In [31]:
import pandas as pd
import re
import random
import numpy as np

In [6]:
df = pd.read_csv("PoetryFoundationData.csv")

In [82]:
len(df["Title"])

13854

In [9]:
def clean_text(text):
    text = text.lower()
    # Keep letters, space, and select punctuation
    text = re.sub(r"[^a-z\s.,!?;:'\"-]", '', text)
    # Collapse multiple spaces into one
    text = re.sub(r'\s+', ' ', text)
    return text.strip()


In [14]:
df['cleaned_title'] = df['Title'].apply(clean_text)


In [114]:
#new changes
titles = df['cleaned_title'].tolist()
processed_titles = titles.copy()


In [115]:
#all_text = '\n'.join(df['cleaned_title'].tolist()) + '\n'#old
all_text = '\n'.join(processed_titles) + '\n'#new
chars = sorted(set(all_text))
vocab_size = len(chars)

char_to_idx = {ch: i for i, ch in enumerate(chars)}
idx_to_char = {i: ch for ch, i in char_to_idx.items()}



In [116]:
#encoding the text
def encode_text(text):
    return [char_to_idx[ch] for ch in text]

In [117]:
encoded_titles = [encode_text(title) for title in processed_titles]


In [118]:
def create_sequences(data_list):
    inputs = []
    targets = []
    for seq in data_list:
        if len(seq) < 2:
            continue
        inputs.append(seq[:-1])  # all except last character
        targets.append(seq[1:])  # all except first character
    return inputs, targets


In [119]:
X,Y = create_sequences(encoded_titles)
print(f"Number of sequences: {len(X)}")

Number of sequences: 13823


In [120]:
def batch_generator(X, Y, batch_size, pad_token=0):
    n = len(X)
    indices = list(range(n))
    while True:
        random.shuffle(indices)
        for start in range(0, n, batch_size):
            batch_idx = indices[start:start + batch_size]
            x_batch = [X[i] for i in batch_idx]
            y_batch = [Y[i] for i in batch_idx]

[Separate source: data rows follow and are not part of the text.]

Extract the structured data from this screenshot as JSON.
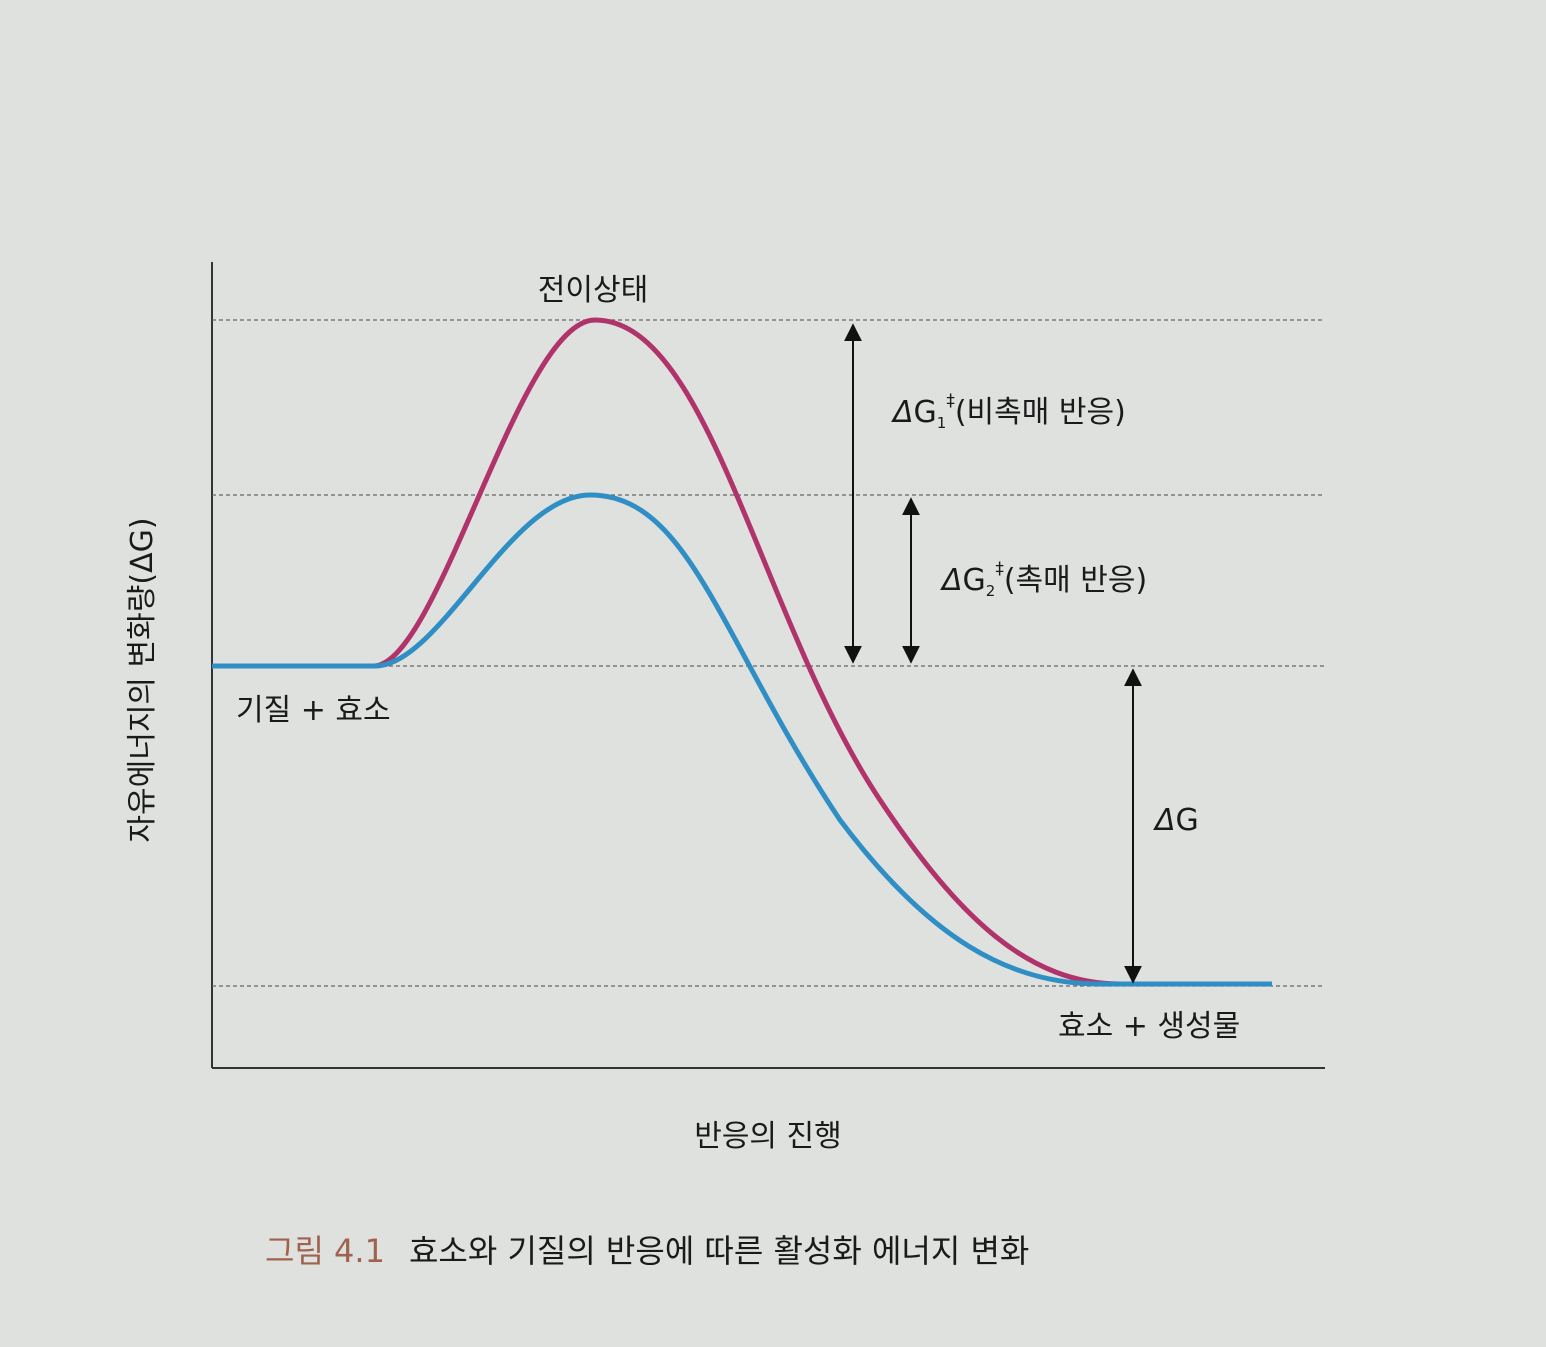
{
  "diagram": {
    "y_axis_label": "자유에너지의 변화량(ΔG)",
    "x_axis_label": "반응의 진행",
    "transition_state_label": "전이상태",
    "reactants_label": "기질 + 효소",
    "products_label": "효소 + 생성물",
    "uncatalyzed": {
      "delta": "Δ",
      "g": "G",
      "subscript": "1",
      "dagger": "‡",
      "desc": "(비촉매 반응)",
      "color": "#b0336b"
    },
    "catalyzed": {
      "delta": "Δ",
      "g": "G",
      "subscript": "2",
      "dagger": "‡",
      "desc": "(촉매 반응)",
      "color": "#2f8fc4"
    },
    "overall": {
      "delta": "Δ",
      "g": "G"
    }
  },
  "caption": {
    "number": "그림 4.1",
    "text": "효소와 기질의 반응에 따른 활성화 에너지 변화",
    "number_color": "#a0624f"
  }
}
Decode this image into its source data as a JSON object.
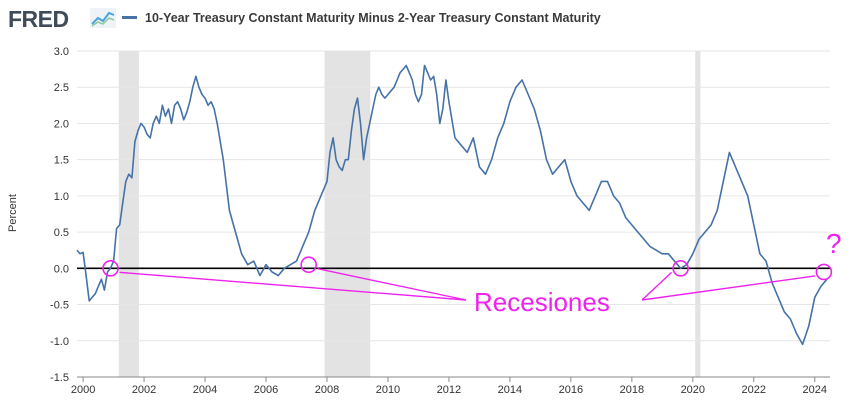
{
  "header": {
    "logo_text": "FRED",
    "logo_icon": "line-chart-icon"
  },
  "chart_data": {
    "type": "line",
    "title": "",
    "xlabel": "",
    "ylabel": "Percent",
    "xlim": [
      1999.8,
      2024.5
    ],
    "ylim": [
      -1.5,
      3.0
    ],
    "grid": true,
    "legend_position": "top",
    "x_ticks": [
      "2000",
      "2002",
      "2004",
      "2006",
      "2008",
      "2010",
      "2012",
      "2014",
      "2016",
      "2018",
      "2020",
      "2022",
      "2024"
    ],
    "y_ticks": [
      "3.0",
      "2.5",
      "2.0",
      "1.5",
      "1.0",
      "0.5",
      "0.0",
      "-0.5",
      "-1.0",
      "-1.5"
    ],
    "colors": {
      "line": "#4572a7",
      "recession": "#e3e3e3",
      "annotation": "#ee22ee"
    },
    "recessions": [
      [
        2001.17,
        2001.83
      ],
      [
        2007.92,
        2009.42
      ],
      [
        2020.08,
        2020.25
      ]
    ],
    "series": [
      {
        "name": "10-Year Treasury Constant Maturity Minus 2-Year Treasury Constant Maturity",
        "x": [
          1999.8,
          1999.9,
          2000.0,
          2000.1,
          2000.2,
          2000.3,
          2000.4,
          2000.5,
          2000.6,
          2000.7,
          2000.8,
          2000.9,
          2001.0,
          2001.1,
          2001.2,
          2001.3,
          2001.4,
          2001.5,
          2001.6,
          2001.7,
          2001.8,
          2001.9,
          2002.0,
          2002.1,
          2002.2,
          2002.3,
          2002.4,
          2002.5,
          2002.6,
          2002.7,
          2002.8,
          2002.9,
          2003.0,
          2003.1,
          2003.2,
          2003.3,
          2003.4,
          2003.5,
          2003.6,
          2003.7,
          2003.8,
          2003.9,
          2004.0,
          2004.1,
          2004.2,
          2004.3,
          2004.4,
          2004.6,
          2004.8,
          2005.0,
          2005.2,
          2005.4,
          2005.6,
          2005.8,
          2006.0,
          2006.2,
          2006.4,
          2006.6,
          2006.8,
          2007.0,
          2007.2,
          2007.4,
          2007.6,
          2007.8,
          2008.0,
          2008.1,
          2008.2,
          2008.3,
          2008.4,
          2008.5,
          2008.6,
          2008.7,
          2008.8,
          2008.9,
          2009.0,
          2009.1,
          2009.2,
          2009.3,
          2009.4,
          2009.5,
          2009.6,
          2009.7,
          2009.8,
          2009.9,
          2010.0,
          2010.1,
          2010.2,
          2010.3,
          2010.4,
          2010.5,
          2010.6,
          2010.7,
          2010.8,
          2010.9,
          2011.0,
          2011.1,
          2011.2,
          2011.3,
          2011.4,
          2011.5,
          2011.6,
          2011.7,
          2011.8,
          2011.9,
          2012.0,
          2012.2,
          2012.4,
          2012.6,
          2012.8,
          2013.0,
          2013.2,
          2013.4,
          2013.6,
          2013.8,
          2014.0,
          2014.2,
          2014.4,
          2014.6,
          2014.8,
          2015.0,
          2015.2,
          2015.4,
          2015.6,
          2015.8,
          2016.0,
          2016.2,
          2016.4,
          2016.6,
          2016.8,
          2017.0,
          2017.2,
          2017.4,
          2017.6,
          2017.8,
          2018.0,
          2018.2,
          2018.4,
          2018.6,
          2018.8,
          2019.0,
          2019.2,
          2019.4,
          2019.6,
          2019.8,
          2020.0,
          2020.2,
          2020.4,
          2020.6,
          2020.8,
          2021.0,
          2021.2,
          2021.4,
          2021.6,
          2021.8,
          2022.0,
          2022.2,
          2022.4,
          2022.6,
          2022.8,
          2023.0,
          2023.2,
          2023.4,
          2023.6,
          2023.8,
          2024.0,
          2024.2,
          2024.4
        ],
        "y": [
          0.25,
          0.2,
          0.22,
          -0.1,
          -0.45,
          -0.4,
          -0.35,
          -0.25,
          -0.15,
          -0.3,
          -0.05,
          0.0,
          0.1,
          0.55,
          0.6,
          0.9,
          1.2,
          1.3,
          1.25,
          1.75,
          1.9,
          2.0,
          1.95,
          1.85,
          1.8,
          2.0,
          2.1,
          2.0,
          2.25,
          2.1,
          2.2,
          2.0,
          2.25,
          2.3,
          2.2,
          2.05,
          2.15,
          2.3,
          2.5,
          2.65,
          2.5,
          2.4,
          2.35,
          2.25,
          2.3,
          2.2,
          2.0,
          1.5,
          0.8,
          0.5,
          0.2,
          0.05,
          0.1,
          -0.1,
          0.05,
          -0.05,
          -0.1,
          0.0,
          0.05,
          0.1,
          0.3,
          0.5,
          0.8,
          1.0,
          1.2,
          1.6,
          1.8,
          1.5,
          1.4,
          1.35,
          1.5,
          1.5,
          1.9,
          2.2,
          2.35,
          2.0,
          1.5,
          1.8,
          2.0,
          2.2,
          2.4,
          2.5,
          2.4,
          2.35,
          2.4,
          2.45,
          2.5,
          2.6,
          2.7,
          2.75,
          2.8,
          2.7,
          2.6,
          2.4,
          2.3,
          2.4,
          2.8,
          2.7,
          2.6,
          2.65,
          2.4,
          2.0,
          2.2,
          2.6,
          2.3,
          1.8,
          1.7,
          1.6,
          1.8,
          1.4,
          1.3,
          1.5,
          1.8,
          2.0,
          2.3,
          2.5,
          2.6,
          2.4,
          2.2,
          1.9,
          1.5,
          1.3,
          1.4,
          1.5,
          1.2,
          1.0,
          0.9,
          0.8,
          1.0,
          1.2,
          1.2,
          1.0,
          0.9,
          0.7,
          0.6,
          0.5,
          0.4,
          0.3,
          0.25,
          0.2,
          0.2,
          0.1,
          0.0,
          0.05,
          0.2,
          0.4,
          0.5,
          0.6,
          0.8,
          1.2,
          1.6,
          1.4,
          1.2,
          1.0,
          0.6,
          0.2,
          0.1,
          -0.2,
          -0.4,
          -0.6,
          -0.7,
          -0.9,
          -1.05,
          -0.8,
          -0.4,
          -0.25,
          -0.15
        ]
      }
    ],
    "annotations": {
      "label": "Recesiones",
      "question": "?",
      "markers": [
        [
          2000.9,
          0.0
        ],
        [
          2007.4,
          0.05
        ],
        [
          2019.6,
          0.0
        ],
        [
          2024.3,
          -0.05
        ]
      ]
    }
  }
}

            # Find max length in this batch for padding
            max_len = max(len(seq) for seq in x_batch)

            # Pad sequences with pad_token (typically 0)
            x_batch_padded = [seq + [pad_token] * (max_len - len(seq)) for seq in x_batch]
            y_batch_padded = [seq + [pad_token] * (max_len - len(seq)) for seq in y_batch]

            yield x_batch_padded, y_batch_padded


In [121]:
class RNN:
    def __init__(self, vocab_size,hidden_size=512):
        self.vocab_size = vocab_size
        self.hidden_size = hidden_size
        

        self.Wxh = np.random.randn(hidden_size, vocab_size) * np.sqrt(2.0/vocab_size)
        self.Whh = np.random.randn(hidden_size, hidden_size) * np.sqrt(2.0/hidden_size) 
        self.Why = np.random.randn(vocab_size, hidden_size) * np.sqrt(2.0/hidden_size)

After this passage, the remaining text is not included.